Onetime Elon Musk Whisperer Shares the ‘Algorithm’
When Jon McNeill left Tesla in 2018, he took with him a reputation as a growth driver and fix-it man. If you can manage Musk’s special brand of chaos, the thinking goes, you can run anything.

Jon McNeill, CEO and co-founder of venture capital firm DVx Ventures, has spent a lot of time thinking about cars.

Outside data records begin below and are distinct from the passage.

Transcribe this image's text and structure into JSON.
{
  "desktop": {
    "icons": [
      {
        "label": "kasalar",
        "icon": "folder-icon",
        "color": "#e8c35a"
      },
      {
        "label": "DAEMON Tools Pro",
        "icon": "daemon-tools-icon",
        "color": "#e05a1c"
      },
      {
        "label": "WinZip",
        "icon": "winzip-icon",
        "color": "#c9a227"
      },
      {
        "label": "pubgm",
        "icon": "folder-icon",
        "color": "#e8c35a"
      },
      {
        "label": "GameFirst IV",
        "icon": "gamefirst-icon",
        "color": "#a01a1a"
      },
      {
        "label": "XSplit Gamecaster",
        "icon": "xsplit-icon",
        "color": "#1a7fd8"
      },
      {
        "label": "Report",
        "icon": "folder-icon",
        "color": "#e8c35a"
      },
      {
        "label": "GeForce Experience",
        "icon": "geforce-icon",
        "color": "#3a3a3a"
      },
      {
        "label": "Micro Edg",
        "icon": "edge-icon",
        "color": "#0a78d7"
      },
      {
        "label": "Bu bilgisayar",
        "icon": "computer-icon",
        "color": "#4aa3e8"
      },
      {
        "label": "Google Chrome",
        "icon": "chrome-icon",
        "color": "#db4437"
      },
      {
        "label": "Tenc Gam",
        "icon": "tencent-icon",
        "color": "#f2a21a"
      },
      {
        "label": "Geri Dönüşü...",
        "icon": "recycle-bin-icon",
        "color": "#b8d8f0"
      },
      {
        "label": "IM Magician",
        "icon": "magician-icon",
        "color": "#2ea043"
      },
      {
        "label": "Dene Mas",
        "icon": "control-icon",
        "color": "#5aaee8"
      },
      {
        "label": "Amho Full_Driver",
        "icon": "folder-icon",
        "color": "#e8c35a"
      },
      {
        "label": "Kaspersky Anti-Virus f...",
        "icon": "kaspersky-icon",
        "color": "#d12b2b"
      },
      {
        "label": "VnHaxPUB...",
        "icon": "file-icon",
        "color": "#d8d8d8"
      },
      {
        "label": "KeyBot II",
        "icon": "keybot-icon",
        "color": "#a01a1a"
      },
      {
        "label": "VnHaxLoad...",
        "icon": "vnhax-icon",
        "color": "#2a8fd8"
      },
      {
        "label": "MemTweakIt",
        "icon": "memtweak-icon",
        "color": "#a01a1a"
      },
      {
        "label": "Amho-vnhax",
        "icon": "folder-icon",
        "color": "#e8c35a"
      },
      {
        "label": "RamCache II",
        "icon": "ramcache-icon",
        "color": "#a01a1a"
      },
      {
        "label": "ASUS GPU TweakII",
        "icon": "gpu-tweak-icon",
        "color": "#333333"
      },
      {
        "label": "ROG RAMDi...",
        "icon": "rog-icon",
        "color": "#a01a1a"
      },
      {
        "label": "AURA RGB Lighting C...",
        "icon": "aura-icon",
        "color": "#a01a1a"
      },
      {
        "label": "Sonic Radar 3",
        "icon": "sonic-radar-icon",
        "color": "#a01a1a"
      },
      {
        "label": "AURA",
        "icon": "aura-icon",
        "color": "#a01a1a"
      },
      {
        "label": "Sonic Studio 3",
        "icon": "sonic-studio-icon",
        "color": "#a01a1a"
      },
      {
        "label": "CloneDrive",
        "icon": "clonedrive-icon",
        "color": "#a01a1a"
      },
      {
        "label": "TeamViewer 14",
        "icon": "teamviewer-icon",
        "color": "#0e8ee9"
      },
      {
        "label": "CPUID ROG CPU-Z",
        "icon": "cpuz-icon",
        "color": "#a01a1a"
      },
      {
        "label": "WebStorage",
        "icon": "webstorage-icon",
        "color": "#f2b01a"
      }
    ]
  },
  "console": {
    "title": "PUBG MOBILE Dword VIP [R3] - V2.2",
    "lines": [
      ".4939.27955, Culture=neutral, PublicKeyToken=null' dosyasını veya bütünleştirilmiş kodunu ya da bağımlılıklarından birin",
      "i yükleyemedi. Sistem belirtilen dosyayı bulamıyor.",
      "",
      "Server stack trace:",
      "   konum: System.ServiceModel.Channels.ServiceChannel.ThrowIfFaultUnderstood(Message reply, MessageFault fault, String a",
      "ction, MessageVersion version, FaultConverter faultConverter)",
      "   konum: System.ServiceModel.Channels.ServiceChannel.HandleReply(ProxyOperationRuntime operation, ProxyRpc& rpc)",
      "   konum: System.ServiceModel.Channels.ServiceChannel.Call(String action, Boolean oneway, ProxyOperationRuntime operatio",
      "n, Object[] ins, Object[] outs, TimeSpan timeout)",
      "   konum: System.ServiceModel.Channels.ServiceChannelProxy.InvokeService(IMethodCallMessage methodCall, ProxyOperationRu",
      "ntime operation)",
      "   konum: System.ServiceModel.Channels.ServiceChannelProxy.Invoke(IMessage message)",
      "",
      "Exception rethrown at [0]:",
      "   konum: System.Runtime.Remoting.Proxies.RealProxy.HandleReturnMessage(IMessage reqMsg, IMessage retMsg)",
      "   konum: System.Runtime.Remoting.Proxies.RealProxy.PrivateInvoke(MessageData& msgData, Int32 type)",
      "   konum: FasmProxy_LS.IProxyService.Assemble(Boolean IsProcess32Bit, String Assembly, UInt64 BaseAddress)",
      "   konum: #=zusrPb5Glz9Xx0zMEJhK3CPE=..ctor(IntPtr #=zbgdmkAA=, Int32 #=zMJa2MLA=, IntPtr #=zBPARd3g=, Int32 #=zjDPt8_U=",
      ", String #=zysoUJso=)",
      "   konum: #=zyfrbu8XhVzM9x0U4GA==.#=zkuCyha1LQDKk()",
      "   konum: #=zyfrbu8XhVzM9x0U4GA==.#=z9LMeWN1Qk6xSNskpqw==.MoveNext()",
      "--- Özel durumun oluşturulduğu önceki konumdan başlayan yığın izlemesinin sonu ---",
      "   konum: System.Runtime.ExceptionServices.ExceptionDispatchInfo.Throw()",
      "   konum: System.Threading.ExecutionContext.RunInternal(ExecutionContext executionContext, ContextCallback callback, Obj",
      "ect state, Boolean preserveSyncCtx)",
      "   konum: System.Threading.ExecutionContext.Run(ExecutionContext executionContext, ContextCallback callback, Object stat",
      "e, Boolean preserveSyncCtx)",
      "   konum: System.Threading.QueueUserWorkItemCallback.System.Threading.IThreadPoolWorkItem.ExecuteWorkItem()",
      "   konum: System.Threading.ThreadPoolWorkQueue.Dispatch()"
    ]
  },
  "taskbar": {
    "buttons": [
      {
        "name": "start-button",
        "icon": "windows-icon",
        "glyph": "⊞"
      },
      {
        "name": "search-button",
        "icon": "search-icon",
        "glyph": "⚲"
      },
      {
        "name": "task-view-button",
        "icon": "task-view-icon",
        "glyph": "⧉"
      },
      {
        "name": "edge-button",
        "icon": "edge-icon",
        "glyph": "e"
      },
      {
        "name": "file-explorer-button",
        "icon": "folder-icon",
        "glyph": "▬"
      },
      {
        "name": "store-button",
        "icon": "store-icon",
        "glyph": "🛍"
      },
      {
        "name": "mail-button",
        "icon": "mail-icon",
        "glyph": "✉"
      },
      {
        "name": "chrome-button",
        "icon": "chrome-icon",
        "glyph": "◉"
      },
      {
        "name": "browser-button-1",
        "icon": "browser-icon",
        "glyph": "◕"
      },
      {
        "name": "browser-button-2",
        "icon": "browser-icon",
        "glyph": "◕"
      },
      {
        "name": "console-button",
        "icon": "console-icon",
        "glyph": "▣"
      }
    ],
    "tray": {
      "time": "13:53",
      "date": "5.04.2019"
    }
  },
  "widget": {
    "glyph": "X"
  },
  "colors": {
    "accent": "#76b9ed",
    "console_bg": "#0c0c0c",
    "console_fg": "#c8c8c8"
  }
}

Photographer: Timothy Fadek for Bloomberg BusinessweekJon McNeill is walking through Manhattan’s Clement Clarke Moore Park, recalling the exact day when he’d had enough of working for Elon Musk. It was the end of a bruising 2017, in which Tesla Inc. was stumbling over its effort to release the Model 3 and, in particular, failing to get robots to build them. McNeill, who was the company’s president, and his deputies stood side by side with Musk on the assembly line figuring out how to reconstruct it. The whole process took eight months, and the car was late, but they eventually got it done. Tesla’s revenue soared; the stock price did too.
To celebrate and unwind, McNeill took his wife and two kids on vacation to Vermont, expecting a relaxing week of skiing. Instead he walked into an intervention: His family sat him down and told him he’d been a jerk. Dealing with Musk’s extreme mood swings, McNeill says, had ground him down. When he wasn’t trying to shield managers from the billionaire’s tirades, he recalls, he’d be peeling his boss off the floor of a dark conference room in a near-catatonic state. (Musk, who has self-reported symptoms of bipolar disorder, famously slept on the factory floor at times while pushing Tesla through what he called “production hell.”) “I choked up,” McNeill says, unfailingly polite and with the bearing of a college professor. “Mean is the last thing that I ever want to be.”